On Sept. 11, 1973, the CIA orchestrated the overthrow of Chilean President Salvador Allende, a Marxist. Then-U.S. Secretary of State Henry Kissinger oversaw the military coup on behalf of the U.S.-owned copper mining companies Anaconda and Kennicott. Allende was moving to nationalize their Chilean copper mines, reclaiming Chilean natural resources for the Chilean people. Later addressing the fact that Allende had been democratically elected, Kissinger explained, “I don’t see why we need to stand by and watch a country go Communist due to the irresponsibility of its own people.” (1)

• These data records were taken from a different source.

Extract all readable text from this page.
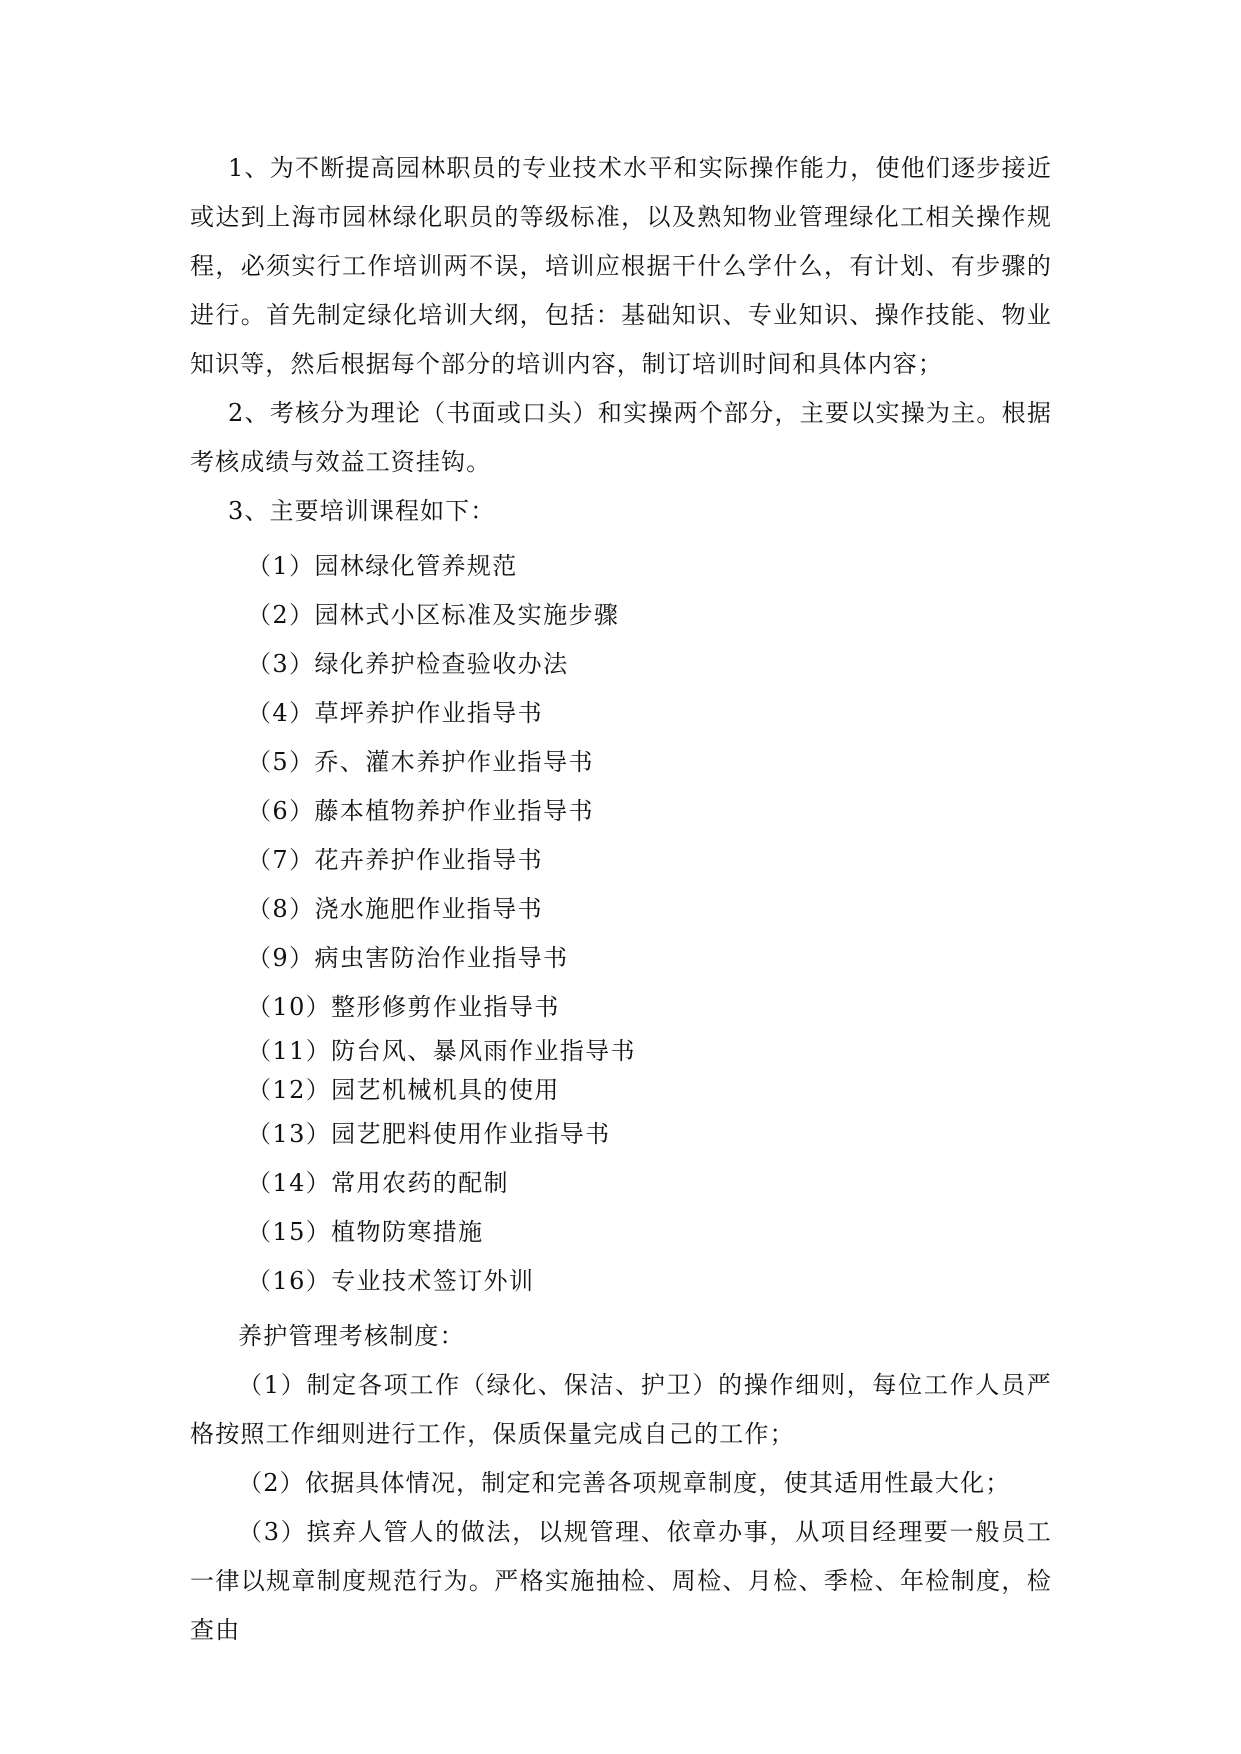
1、为不断提高园林职员的专业技术水平和实际操作能力，使他们逐步接近或达到上海市园林绿化职员的等级标准，以及熟知物业管理绿化工相关操作规程，必须实行工作培训两不误，培训应根据干什么学什么，有计划、有步骤的进行。首先制定绿化培训大纲，包括：基础知识、专业知识、操作技能、物业知识等，然后根据每个部分的培训内容，制订培训时间和具体内容；

2、考核分为理论（书面或口头）和实操两个部分，主要以实操为主。根据考核成绩与效益工资挂钩。

3、主要培训课程如下：

（1）园林绿化管养规范
（2）园林式小区标准及实施步骤
（3）绿化养护检查验收办法
（4）草坪养护作业指导书
（5）乔、灌木养护作业指导书
（6）藤本植物养护作业指导书
（7）花卉养护作业指导书
（8）浇水施肥作业指导书
（9）病虫害防治作业指导书
（10）整形修剪作业指导书
（11）防台风、暴风雨作业指导书
（12）园艺机械机具的使用
（13）园艺肥料使用作业指导书
（14）常用农药的配制
（15）植物防寒措施
（16）专业技术签订外训

养护管理考核制度：

（1）制定各项工作（绿化、保洁、护卫）的操作细则，每位工作人员严格按照工作细则进行工作，保质保量完成自己的工作；

（2）依据具体情况，制定和完善各项规章制度，使其适用性最大化；

（3）摈弃人管人的做法，以规管理、依章办事，从项目经理要一般员工一律以规章制度规范行为。严格实施抽检、周检、月检、季检、年检制度，检查由
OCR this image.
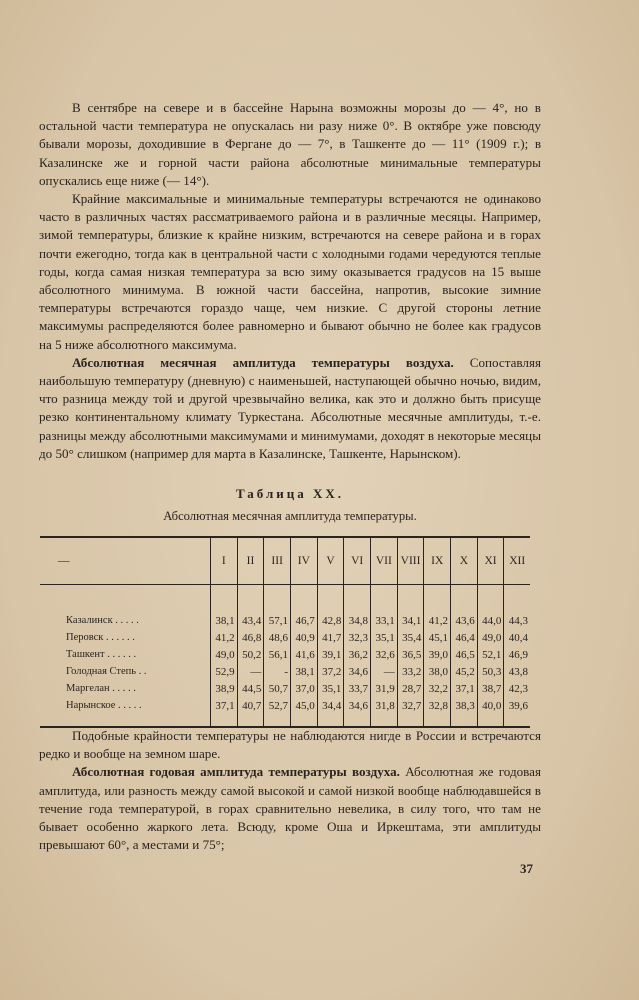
В сентябре на севере и в бассейне Нарына возможны морозы до — 4°, но в остальной части температура не опускалась ни разу ниже 0°. В октябре уже повсюду бывали морозы, доходившие в Фергане до — 7°, в Ташкенте до — 11° (1909 г.); в Казалинске же и горной части района абсолютные минимальные температуры опускались еще ниже (— 14°).

Крайние максимальные и минимальные температуры встречаются не одинаково часто в различных частях рассматриваемого района и в различные месяцы. Например, зимой температуры, близкие к крайне низким, встречаются на севере района и в горах почти ежегодно, тогда как в центральной части с холодными годами чередуются теплые годы, когда самая низкая температура за всю зиму оказывается градусов на 15 выше абсолютного минимума. В южной части бассейна, напротив, высокие зимние температуры встречаются гораздо чаще, чем низкие. С другой стороны летние максимумы распределяются более равномерно и бывают обычно не более как градусов на 5 ниже абсолютного максимума.

Абсолютная месячная амплитуда температуры воздуха. Сопоставляя наибольшую температуру (дневную) с наименьшей, наступающей обычно ночью, видим, что разница между той и другой чрезвычайно велика, как это и должно быть присуще резко континентальному климату Туркестана. Абсолютные месячные амплитуды, т.-е. разницы между абсолютными максимумами и минимумами, доходят в некоторые месяцы до 50° слишком (например для марта в Казалинске, Ташкенте, Нарынском).

Таблица XX.
Абсолютная месячная амплитуда температуры.
—	I	II	III	IV	V	VI	VII	VIII	IX	X	XI	XII

Казалинск . . . . .	38,1	43,4	57,1	46,7	42,8	34,8	33,1	34,1	41,2	43,6	44,0	44,3
Перовск . . . . . .	41,2	46,8	48,6	40,9	41,7	32,3	35,1	35,4	45,1	46,4	49,0	40,4
Ташкент . . . . . .	49,0	50,2	56,1	41,6	39,1	36,2	32,6	36,5	39,0	46,5	52,1	46,9
Голодная Степь . .	52,9	—	-	38,1	37,2	34,6	—	33,2	38,0	45,2	50,3	43,8
Маргелан . . . . .	38,9	44,5	50,7	37,0	35,1	33,7	31,9	28,7	32,2	37,1	38,7	42,3
Нарынское . . . . .	37,1	40,7	52,7	45,0	34,4	34,6	31,8	32,7	32,8	38,3	40,0	39,6

Подобные крайности температуры не наблюдаются нигде в России и встречаются редко и вообще на земном шаре.

Абсолютная годовая амплитуда температуры воздуха. Абсолютная же годовая амплитуда, или разность между самой высокой и самой низкой вообще наблюдавшейся в течение года температурой, в горах сравнительно невелика, в силу того, что там не бывает особенно жаркого лета. Всюду, кроме Оша и Иркештама, эти амплитуды превышают 60°, а местами и 75°;

37
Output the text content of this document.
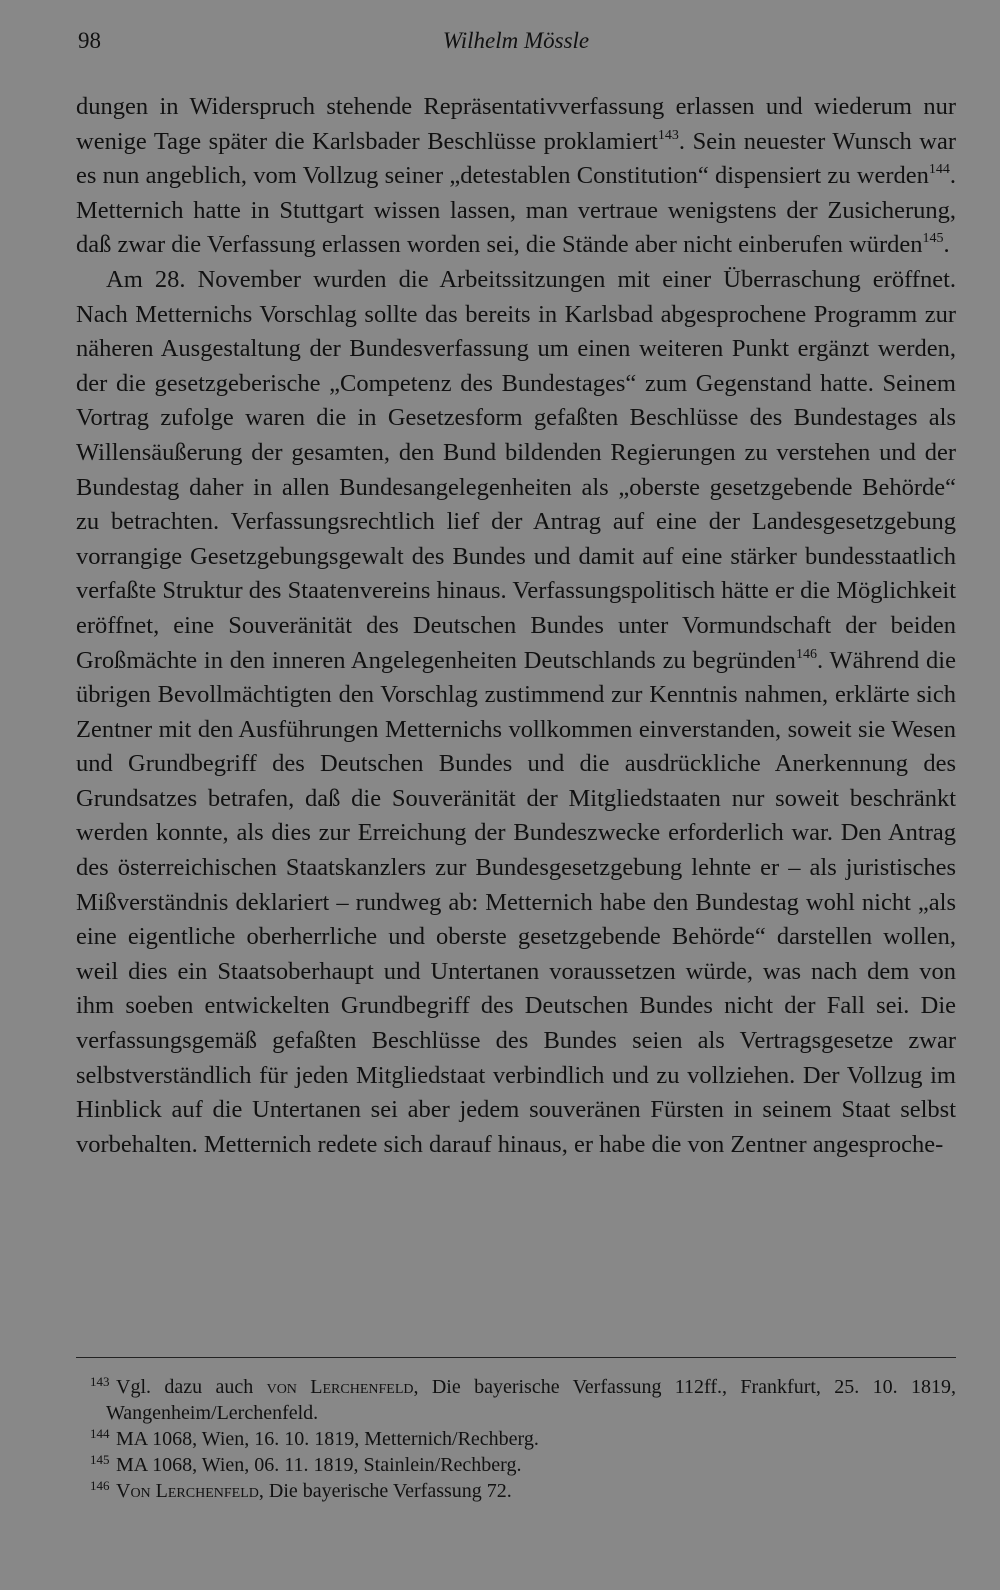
98	Wilhelm Mössle

dungen in Widerspruch stehende Repräsentativverfassung erlassen und wiederum nur wenige Tage später die Karlsbader Beschlüsse proklamiert$^{143}$. Sein neuester Wunsch war es nun angeblich, vom Vollzug seiner „detestablen Constitution“ dispensiert zu werden$^{144}$. Metternich hatte in Stuttgart wissen lassen, man vertraue wenigstens der Zusicherung, daß zwar die Verfassung erlassen worden sei, die Stände aber nicht einberufen würden$^{145}$.

Am 28. November wurden die Arbeitssitzungen mit einer Überraschung eröffnet. Nach Metternichs Vorschlag sollte das bereits in Karlsbad abgesprochene Programm zur näheren Ausgestaltung der Bundesverfassung um einen weiteren Punkt ergänzt werden, der die gesetzgeberische „Competenz des Bundestages“ zum Gegenstand hatte. Seinem Vortrag zufolge waren die in Gesetzesform gefaßten Beschlüsse des Bundestages als Willensäußerung der gesamten, den Bund bildenden Regierungen zu verstehen und der Bundestag daher in allen Bundesangelegenheiten als „oberste gesetzgebende Behörde“ zu betrachten. Verfassungsrechtlich lief der Antrag auf eine der Landesgesetzgebung vorrangige Gesetzgebungsgewalt des Bundes und damit auf eine stärker bundesstaatlich verfaßte Struktur des Staatenvereins hinaus. Verfassungspolitisch hätte er die Möglichkeit eröffnet, eine Souveränität des Deutschen Bundes unter Vormundschaft der beiden Großmächte in den inneren Angelegenheiten Deutschlands zu begründen$^{146}$. Während die übrigen Bevollmächtigten den Vorschlag zustimmend zur Kenntnis nahmen, erklärte sich Zentner mit den Ausführungen Metternichs vollkommen einverstanden, soweit sie Wesen und Grundbegriff des Deutschen Bundes und die ausdrückliche Anerkennung des Grundsatzes betrafen, daß die Souveränität der Mitgliedstaaten nur soweit beschränkt werden konnte, als dies zur Erreichung der Bundeszwecke erforderlich war. Den Antrag des österreichischen Staatskanzlers zur Bundesgesetzgebung lehnte er – als juristisches Mißverständnis deklariert – rundweg ab: Metternich habe den Bundestag wohl nicht „als eine eigentliche oberherrliche und oberste gesetzgebende Behörde“ darstellen wollen, weil dies ein Staatsoberhaupt und Untertanen voraussetzen würde, was nach dem von ihm soeben entwickelten Grundbegriff des Deutschen Bundes nicht der Fall sei. Die verfassungsgemäß gefaßten Beschlüsse des Bundes seien als Vertragsgesetze zwar selbstverständlich für jeden Mitgliedstaat verbindlich und zu vollziehen. Der Vollzug im Hinblick auf die Untertanen sei aber jedem souveränen Fürsten in seinem Staat selbst vorbehalten. Metternich redete sich darauf hinaus, er habe die von Zentner angesproche-

143 Vgl. dazu auch von Lerchenfeld, Die bayerische Verfassung 112ff., Frankfurt, 25. 10. 1819, Wangenheim/Lerchenfeld.

144 MA 1068, Wien, 16. 10. 1819, Metternich/Rechberg.

145 MA 1068, Wien, 06. 11. 1819, Stainlein/Rechberg.

146 Von Lerchenfeld, Die bayerische Verfassung 72.
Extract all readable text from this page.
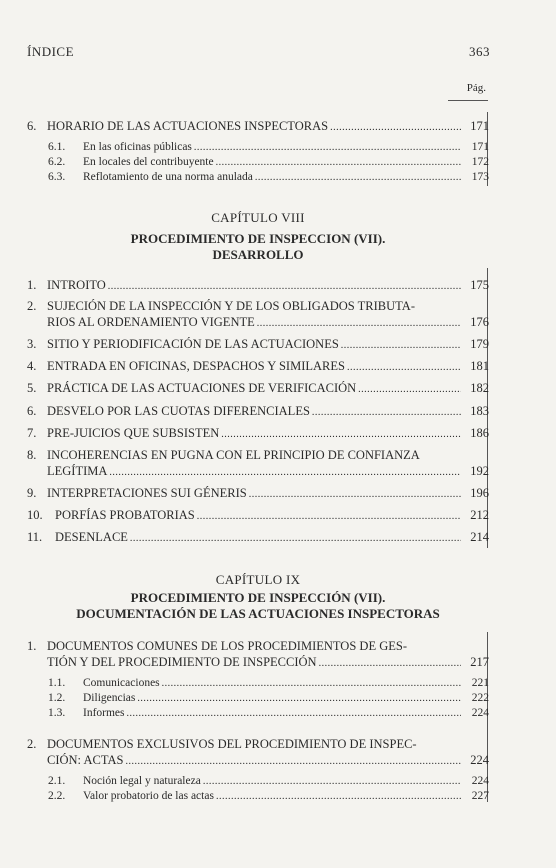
ÍNDICE	363
Pág.
6. HORARIO DE LAS ACTUACIONES INSPECTORAS .....	171
6.1.	En las oficinas públicas .....	171
6.2.	En locales del contribuyente .....	172
6.3.	Reflotamiento de una norma anulada .....	173
CAPÍTULO VIII
PROCEDIMIENTO DE INSPECCION (VII).
DESARROLLO
1. INTROITO .....	175
2. SUJECIÓN DE LA INSPECCIÓN Y DE LOS OBLIGADOS TRIBUTA-
RIOS AL ORDENAMIENTO VIGENTE .....	176
3. SITIO Y PERIODIFICACIÓN DE LAS ACTUACIONES .....	179
4. ENTRADA EN OFICINAS, DESPACHOS Y SIMILARES .....	181
5. PRÁCTICA DE LAS ACTUACIONES DE VERIFICACIÓN .....	182
6. DESVELO POR LAS CUOTAS DIFERENCIALES .....	183
7. PRE-JUICIOS QUE SUBSISTEN .....	186
8. INCOHERENCIAS EN PUGNA CON EL PRINCIPIO DE CONFIANZA
LEGÍTIMA .....	192
9. INTERPRETACIONES SUI GÉNERIS .....	196
10. PORFÍAS PROBATORIAS .....	212
11.	DESENLACE .....	214
CAPÍTULO IX
PROCEDIMIENTO DE INSPECCIÓN (VII).
DOCUMENTACIÓN DE LAS ACTUACIONES INSPECTORAS
1. DOCUMENTOS COMUNES DE LOS PROCEDIMIENTOS DE GES-
TIÓN Y DEL PROCEDIMIENTO DE INSPECCIÓN .....	217
1.1.	Comunicaciones .....	221
1.2.	Diligencias .....	222
1.3.	Informes .....	224
2. DOCUMENTOS EXCLUSIVOS DEL PROCEDIMIENTO DE INSPEC-
CIÓN: ACTAS .....	224
2.1.	Noción legal y naturaleza .....	224
2.2.	Valor probatorio de las actas .....	227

This wasn’t the first the U.S. had engineered a coup against a foreign leader. In 1953 the CIA overthrew Prime Minister Mohammad Mosaddegh of Iran who was moving to nationalize Iran’s oil industry, which was largely owned by Great Britain. (2)And in 1954 the CIA coordinated a coup against democratically elected Guatemalan President Jacobo Árbenz, who was moving to nationalize lands owned by but not being used by the United Fruit Company. (3)

All three coups resulted in decades of tremendous repression and suffering for the poor and working people of those countries, while ensuring that huge profits poured into the coffers of U.S. corporations.

This history is good to remember at a time when we’re being told the U.S. is trying to “restore democracy” in Venezuela by overthrowing the democratically elected president, Nicolas Maduro, a socialist who wants to use the country’s vast oil resources to benefit its people instead of U.S. corporations.

It’s a system, folks. It’s called Capitalism in its Imperialist stage, and if there’s to be any justice in this world, it’s got to go.